Severe wildfires are burning 30 times as many acres of forest as 40 years ago. California’s wildfire season has gotten longer. The western U.S. is experiencing its driest megadrought in 1,200 years.

These findings, from research teams led by or including UCLA climate scientist Park Williams, not only warn of the ravages of climate change but also guide the public on how to reduce the harm. The MacArthur Fellowship winner has spent years translating complex climate signals into knowledge that the public can act upon.

A mountain with forrest fire result of charred trees against the blue sky Library of Congress

During the 2025 Los Angeles fires, when political blame and policy decisions were already outpacing information about what caused the still-burning flames, Williams was part of the research team that estimated the role of climate change. The flames were fueled in part by extreme vegetation dryness, and the scientists found that a quarter of that dryness was attributable to the human-caused climate crisis. The research provided crucial guidance to news media about the complex array of factors behind the fires, and made it possible for policies aimed at preventing urban fires to point to the role of climate change.

William’s latest federally supported research, showing a thirty-fold increase in forest-killing fire in California, likewise revealed a strong link to climate-change-related dryness. The research also found that fires were worst in forests with the most biomass, suggesting that overgrown, under-managed forests are most at risk. The new research recommended increased forest management, including more prescribed burns.

“These high-severity, forest-replacing fires used to be uncommon, and now it’s the dominant fire type,” said Williams, a professor of geography and atmospheric sciences. “Fire is a natural process that can be healthy for ecosystems, but most of California’s tree species have a difficult time coming back following fires that kill huge swaths of trees.”

Williams explores how human-driven climate change alters the water cycle and ecosystems through extremes like heat waves, wildfires, droughts and floods.

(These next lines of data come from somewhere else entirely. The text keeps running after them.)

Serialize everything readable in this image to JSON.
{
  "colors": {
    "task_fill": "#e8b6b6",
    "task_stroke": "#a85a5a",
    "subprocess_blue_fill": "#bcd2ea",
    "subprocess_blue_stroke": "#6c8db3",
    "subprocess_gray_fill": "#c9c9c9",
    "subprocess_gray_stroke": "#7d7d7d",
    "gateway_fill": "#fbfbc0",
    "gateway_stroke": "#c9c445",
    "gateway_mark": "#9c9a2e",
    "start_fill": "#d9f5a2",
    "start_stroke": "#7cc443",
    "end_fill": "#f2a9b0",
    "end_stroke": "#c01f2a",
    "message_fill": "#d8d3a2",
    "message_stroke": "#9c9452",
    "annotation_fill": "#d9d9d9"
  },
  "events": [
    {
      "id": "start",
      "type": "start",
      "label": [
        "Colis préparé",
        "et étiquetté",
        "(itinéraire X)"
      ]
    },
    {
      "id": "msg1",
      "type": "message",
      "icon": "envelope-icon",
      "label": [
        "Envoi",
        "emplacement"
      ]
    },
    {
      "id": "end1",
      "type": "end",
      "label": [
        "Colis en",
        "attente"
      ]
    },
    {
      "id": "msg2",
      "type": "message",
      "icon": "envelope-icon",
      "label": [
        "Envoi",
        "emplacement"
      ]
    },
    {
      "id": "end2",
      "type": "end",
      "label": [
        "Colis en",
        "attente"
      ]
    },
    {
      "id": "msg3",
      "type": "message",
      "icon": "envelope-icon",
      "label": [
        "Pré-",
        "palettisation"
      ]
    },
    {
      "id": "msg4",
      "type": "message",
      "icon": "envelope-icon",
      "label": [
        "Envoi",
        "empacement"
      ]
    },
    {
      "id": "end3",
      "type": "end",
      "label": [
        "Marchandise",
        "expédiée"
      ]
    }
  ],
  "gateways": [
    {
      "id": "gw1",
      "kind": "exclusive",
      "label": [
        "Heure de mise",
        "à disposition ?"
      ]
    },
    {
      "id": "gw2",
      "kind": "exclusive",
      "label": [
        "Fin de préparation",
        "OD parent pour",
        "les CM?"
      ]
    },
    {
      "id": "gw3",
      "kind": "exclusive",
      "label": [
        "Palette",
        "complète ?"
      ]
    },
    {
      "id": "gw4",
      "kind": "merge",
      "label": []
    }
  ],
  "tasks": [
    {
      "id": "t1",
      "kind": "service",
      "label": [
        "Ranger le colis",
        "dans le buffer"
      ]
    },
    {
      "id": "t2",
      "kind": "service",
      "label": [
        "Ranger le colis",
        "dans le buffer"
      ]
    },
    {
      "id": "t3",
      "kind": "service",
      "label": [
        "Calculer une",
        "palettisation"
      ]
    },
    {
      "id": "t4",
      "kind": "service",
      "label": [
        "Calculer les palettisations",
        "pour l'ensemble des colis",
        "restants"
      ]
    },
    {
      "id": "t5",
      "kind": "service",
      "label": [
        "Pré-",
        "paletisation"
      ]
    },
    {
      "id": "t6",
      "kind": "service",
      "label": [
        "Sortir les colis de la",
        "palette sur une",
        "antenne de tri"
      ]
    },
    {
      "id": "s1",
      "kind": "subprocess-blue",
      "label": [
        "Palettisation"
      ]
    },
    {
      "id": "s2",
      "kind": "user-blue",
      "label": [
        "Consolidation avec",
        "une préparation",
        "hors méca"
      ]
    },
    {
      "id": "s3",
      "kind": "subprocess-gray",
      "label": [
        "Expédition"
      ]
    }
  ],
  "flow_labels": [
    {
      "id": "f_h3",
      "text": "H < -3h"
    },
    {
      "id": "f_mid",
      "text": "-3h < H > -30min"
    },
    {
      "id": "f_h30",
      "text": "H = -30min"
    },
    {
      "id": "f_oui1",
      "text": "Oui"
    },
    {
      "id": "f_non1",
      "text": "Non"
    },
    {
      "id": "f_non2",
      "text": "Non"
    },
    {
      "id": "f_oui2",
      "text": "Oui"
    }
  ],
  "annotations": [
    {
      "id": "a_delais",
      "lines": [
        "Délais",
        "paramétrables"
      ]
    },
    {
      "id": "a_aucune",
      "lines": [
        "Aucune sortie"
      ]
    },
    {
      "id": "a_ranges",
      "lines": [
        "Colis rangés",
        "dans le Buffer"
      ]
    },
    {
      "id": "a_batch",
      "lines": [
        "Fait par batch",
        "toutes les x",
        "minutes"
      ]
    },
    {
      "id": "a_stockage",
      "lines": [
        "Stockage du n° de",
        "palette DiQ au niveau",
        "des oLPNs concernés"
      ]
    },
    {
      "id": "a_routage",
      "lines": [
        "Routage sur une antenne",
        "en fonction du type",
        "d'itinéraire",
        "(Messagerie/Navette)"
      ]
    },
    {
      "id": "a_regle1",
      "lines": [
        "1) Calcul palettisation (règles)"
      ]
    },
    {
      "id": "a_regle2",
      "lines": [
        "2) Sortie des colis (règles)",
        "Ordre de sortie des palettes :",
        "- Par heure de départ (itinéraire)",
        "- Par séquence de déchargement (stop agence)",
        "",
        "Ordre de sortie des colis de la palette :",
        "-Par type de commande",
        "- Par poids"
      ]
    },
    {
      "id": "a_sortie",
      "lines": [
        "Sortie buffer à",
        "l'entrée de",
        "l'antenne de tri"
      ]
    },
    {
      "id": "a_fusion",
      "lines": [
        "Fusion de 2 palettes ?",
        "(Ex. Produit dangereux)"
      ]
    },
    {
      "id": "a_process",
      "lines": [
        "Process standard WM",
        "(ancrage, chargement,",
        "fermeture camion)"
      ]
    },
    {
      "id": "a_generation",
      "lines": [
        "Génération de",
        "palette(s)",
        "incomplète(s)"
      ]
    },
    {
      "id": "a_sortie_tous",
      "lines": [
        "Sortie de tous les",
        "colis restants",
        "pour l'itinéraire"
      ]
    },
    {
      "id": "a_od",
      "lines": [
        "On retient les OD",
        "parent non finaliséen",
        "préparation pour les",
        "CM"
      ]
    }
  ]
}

His colleagues describe his work as foundational to linking greenhouse gases to extremes like drought and fire.

“My work builds off of the advances of many, many others ahead of me who discovered that the Earth is covered in clues about how past climate changes have played out and what the consequences have been,” he said when he won the MacArthur. “My group is small, but we’re part of a very large society of scientists who are trying to develop the tools and knowledge base now to understand how climate change is going to affect life and humanity globally because of changes in water availability.”